Out of the Frying Pan and into the Furnace
alligator alcatraz
Enriques Story
Human Rights
Immigrant
immigrant rights
Immigration
immigration detention
LGBTQ Asylum
Undocumented
US jail system

Out of the Frying Pan and into the Furnace

The relief was almost unrecognizable.

We had just gone from thinking he would be in jail for months and now this announcement just arrived. After translating to his Mother what would happen, was this complete surge of happiness and relief. 

After so many nights of calls, paperwork, and that dull background panic that never goes away, there it was in black and white: case dismissed.

His mother whooped in delight when she read it. I could hear her disbelief turning into laughter through the tears. For a few minutes, we both forgot the chaos. It felt like an ending. He’d be released, collect his things, and finally go home. Maybe this nightmare had a clean exit after all.

I had read that there was all of these new laws and restrictions for anyone arrested while in an immigration status- one of the lawyers had said that with a theft charge, he'd likely be deported immediately, but with the charges dropped, we figured he would just be released. 

That night, we planned as if we could will normalcy back into being. She wanted to wire him a few hundred dollars, and his cousin said he could drive to pick him up tomorrow and would arrange a trip for a trip to the beach. She said she wanted him to rest, to eat something that hadn’t come out of a plastic tray, to walk outside without counting the hours.

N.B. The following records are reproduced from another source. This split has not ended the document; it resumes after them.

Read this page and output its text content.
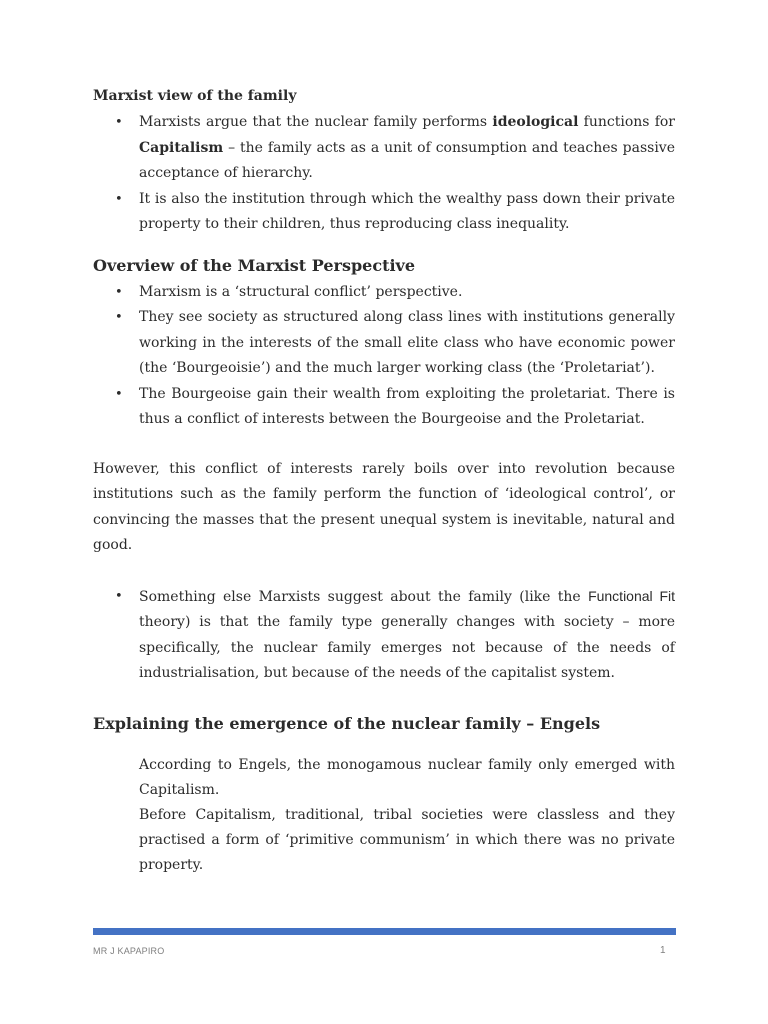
Marxist view of the family
• Marxists argue that the nuclear family performs ideological functions for Capitalism – the family acts as a unit of consumption and teaches passive acceptance of hierarchy.
• It is also the institution through which the wealthy pass down their private property to their children, thus reproducing class inequality.
Overview of the Marxist Perspective
• Marxism is a ‘structural conflict’ perspective.
• They see society as structured along class lines with institutions generally working in the interests of the small elite class who have economic power (the ‘Bourgeoisie’) and the much larger working class (the ‘Proletariat’).
• The Bourgeoise gain their wealth from exploiting the proletariat. There is thus a conflict of interests between the Bourgeoise and the Proletariat.

However, this conflict of interests rarely boils over into revolution because institutions such as the family perform the function of ‘ideological control’, or convincing the masses that the present unequal system is inevitable, natural and good.

• Something else Marxists suggest about the family (like the Functional Fit theory) is that the family type generally changes with society – more specifically, the nuclear family emerges not because of the needs of industrialisation, but because of the needs of the capitalist system.
Explaining the emergence of the nuclear family – Engels

According to Engels, the monogamous nuclear family only emerged with Capitalism.

Before Capitalism, traditional, tribal societies were classless and they practised a form of ‘primitive communism’ in which there was no private property.

MR J KAPAPIRO	1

That was when I broke my rule.

For months I’d been managing conflicting emotions but keeping firm boundaries and only communicating through his mom and friend, which, surprisingly, turned out to be easier than expected. Whenever I had updates, I’d pass them along for them to share. He’d written to me a few times, and I could tell how hard this all was for him, but I didn’t engage. Allie, my assistant, instinctively understood that I didn’t want to handle direct communication, so she volunteered to manage it instead and use translators to provide information. 

This time was different. I sent him a short note about the dropped charges. He replied within seven minutes — and I couldn’t help but smile.





When the charges were dropped, we thought maybe she’d been wrong to worry -  that waiting had worked, that patience had somehow protected him. But that “immigration flag” on his record was far more serious then we thought and the second his criminal case cleared, ICE had full authority to take him. And they did.

The next morning, when I checked the inmate locator, his name was gone. No release note, no destination  just “no longer in custody.” For anyone else, that might sound like a miracle. For us, it meant he’d been taken somewhere we couldn’t reach.

I called the facility. The woman on the line spoke with the kind of mechanical politeness that makes your blood boil. “Transferred,” she said.
Transferred where? “That information isn’t available, call ICE"

His mother spent the next two days calling anyone who might know something — the jail, the courthouse, even the public defender’s office. Every number led to another number. as she only spoke Spanish, didn't know how anything worked and would often just be reduced to emotional worry, both me and my assistant helped as well and it was maddening!

 Every answer contradicted the last. We refreshed the systems a few times. a day watching for any trace of movement. It felt like watching someone sink beneath dark water and not knowing if they’d surface.

By the fourth day, an update appeared: ICE Detention – Processing.
No location. No timeline. Just that word.

I started calling immigration attorneys. In total, 39 declined. Some were full; others admitted they couldn’t take a client they couldn’t locate as he hadn't been assigned yet. But to let them know once assigned. 

That afternoon, his record finally updated: Krome Processing Center – Processing. I told his Mom and we breathed a little relief, we had been done our research and we knew he wouldn't go to the torture camp, the one that didn't even have a name but people called it Alcatraz or Alligator Alcatraz - it wasn't even open and there were already hundreds of complaints against it. And of course, he wasn't even a criminal - his charges were completely dropped and he was simply on asylum. 

He would likely be in Broward or Krome, and while none of the centers were pleasant - Krome was the best of them. The next morning I woke up to check and I saw his Mom and sent me a screenshot with a bunch of question marks. He wasn't in the system anymore. It wasn't in process, it wasn't processing center. It said there was nobody in custody by that name. 

When I returned from that night - I saw there were 4 missed calls throughout the day of the tell-tale detention centers. As I was checking the website again, it rang in my hand and I saw the sane number. 

And at 10:47pm that night - I learned that everything we thought and hoped was for nothing and the worst possibility was now in our lap. He was in Alligator Alcatraz - and he made it clear he was actually in Hell and that he was going to be left to die there and hung up before I could respond.